У Эдмунда есть целеустремленность, громадный ум и ледяной юмор, благодаря которому он сохраняет веселость до гроба[70]. Еще он чужд всякого теплого чувства и, вероятно, является первой в литературе фигурой, проявляющей свойства нигилистов Достоевского — Свидригайлова из «Преступления и наказания» и Ставрогина из «Бесов». Оставляя далеко позади Варавву из «Мальтийского еврея», Эдмунд поднимает макиавеллизм Марло на новый уровень возвышенности и представляет собою разом ироническую дань Марло и триумф над этим великим нарушителем границ.

Как и Мальволио, Эдмунд — дань двусмысленная, но в конечном счете он свидетельствует о Шекспировом великодушии, пусть и ироническом.

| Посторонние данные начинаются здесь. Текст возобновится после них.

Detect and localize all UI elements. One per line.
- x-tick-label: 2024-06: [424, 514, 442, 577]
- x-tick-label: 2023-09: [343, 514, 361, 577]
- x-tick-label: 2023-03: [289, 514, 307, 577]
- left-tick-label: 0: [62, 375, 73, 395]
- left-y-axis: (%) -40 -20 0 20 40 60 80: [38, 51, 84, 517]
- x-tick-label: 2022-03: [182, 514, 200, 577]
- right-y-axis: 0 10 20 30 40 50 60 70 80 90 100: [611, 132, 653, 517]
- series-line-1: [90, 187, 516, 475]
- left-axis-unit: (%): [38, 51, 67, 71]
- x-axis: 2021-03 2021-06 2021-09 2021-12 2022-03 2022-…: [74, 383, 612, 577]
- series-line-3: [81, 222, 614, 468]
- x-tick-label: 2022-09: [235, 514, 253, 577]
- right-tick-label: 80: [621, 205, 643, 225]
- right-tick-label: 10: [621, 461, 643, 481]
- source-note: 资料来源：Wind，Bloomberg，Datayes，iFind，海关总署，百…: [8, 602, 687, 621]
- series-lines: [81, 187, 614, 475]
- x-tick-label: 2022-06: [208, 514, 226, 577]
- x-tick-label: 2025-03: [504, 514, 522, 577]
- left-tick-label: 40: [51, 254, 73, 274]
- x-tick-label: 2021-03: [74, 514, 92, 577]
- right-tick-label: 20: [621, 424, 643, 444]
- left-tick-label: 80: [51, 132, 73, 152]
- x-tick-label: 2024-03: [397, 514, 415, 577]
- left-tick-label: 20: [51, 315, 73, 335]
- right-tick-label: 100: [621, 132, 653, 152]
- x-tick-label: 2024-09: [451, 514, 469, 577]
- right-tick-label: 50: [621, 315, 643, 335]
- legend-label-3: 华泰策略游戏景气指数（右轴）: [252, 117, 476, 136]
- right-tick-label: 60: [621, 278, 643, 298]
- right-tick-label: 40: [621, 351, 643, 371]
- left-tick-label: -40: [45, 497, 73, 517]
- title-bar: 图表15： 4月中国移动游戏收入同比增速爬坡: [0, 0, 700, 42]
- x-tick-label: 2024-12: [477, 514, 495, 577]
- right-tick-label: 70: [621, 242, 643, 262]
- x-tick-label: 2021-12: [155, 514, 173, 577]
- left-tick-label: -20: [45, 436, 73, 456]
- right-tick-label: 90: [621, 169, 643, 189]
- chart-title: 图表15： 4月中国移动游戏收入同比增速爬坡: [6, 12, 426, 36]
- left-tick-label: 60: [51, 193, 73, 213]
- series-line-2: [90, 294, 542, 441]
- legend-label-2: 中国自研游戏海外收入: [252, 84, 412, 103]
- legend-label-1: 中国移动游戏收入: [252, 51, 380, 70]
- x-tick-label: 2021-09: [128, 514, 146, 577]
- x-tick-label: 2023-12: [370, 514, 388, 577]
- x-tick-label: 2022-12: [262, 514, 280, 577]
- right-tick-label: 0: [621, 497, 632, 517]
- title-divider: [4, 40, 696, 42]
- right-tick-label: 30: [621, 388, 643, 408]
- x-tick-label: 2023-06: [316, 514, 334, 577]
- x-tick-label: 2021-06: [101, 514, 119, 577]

Мы не знаем почти никаких фактов «внутренней жизни» Шекспира, но, если бесконечно перечитывать его на протяжении многих лет, начинаешь понимать, чем он не был. Кальдерон — это религиозный драматург, а Джордж Герберт — духовный поэт; Шекспир — ни то, ни другое. Нигилист Марло от противного обнаруживает религиозное мироощущение, и «Трагическую историю доктора Фауста» можно прочесть «наоборот». Мрачнейшие трагедии Шекспира, «Король Лир» и «Макбет», не поддаются христианизации — как и великие двусмысленные пьесы «Гамлет» и «Мера за меру». Нортроп Фрай считал, что «Венецианского купца» следует понимать как серьезную иллюстрацию к христианскому спору — новозаветное милосердие против предполагаемого ветхозаветного упорства в верности долгу и мести. Шейлок, Еврей из «Венецианского купца», был задуман как комический злодей, так как Шекспир, похоже, разделял антисемитизм, присущий своему времени; но я не вижу в этой пьесе ничего от богословской аллегории, о которой говорит Фрай. Ведь это Антонио, чья подлинная христианская сущность выказывается в оплевывании и поношении Шейлока, ставит условием сохранения ему жизни немедленное принятие христианства — насильственное обращение, на которое Шейлок неубедительно соглашается. Условие, поставленное Антонио, — это находка Шекспира, а не составляющая традиции «фунта мяса». Как бы ни трактовать этот эпизод, даже я затруднюсь назвать его христианским спором. В самых неочевидных в моральном плане ситуациях Шекспир одновременно обманывает наши ожидания и остается верен своей всечеловечности — и в этом, безусловно, есть некоторая опасность.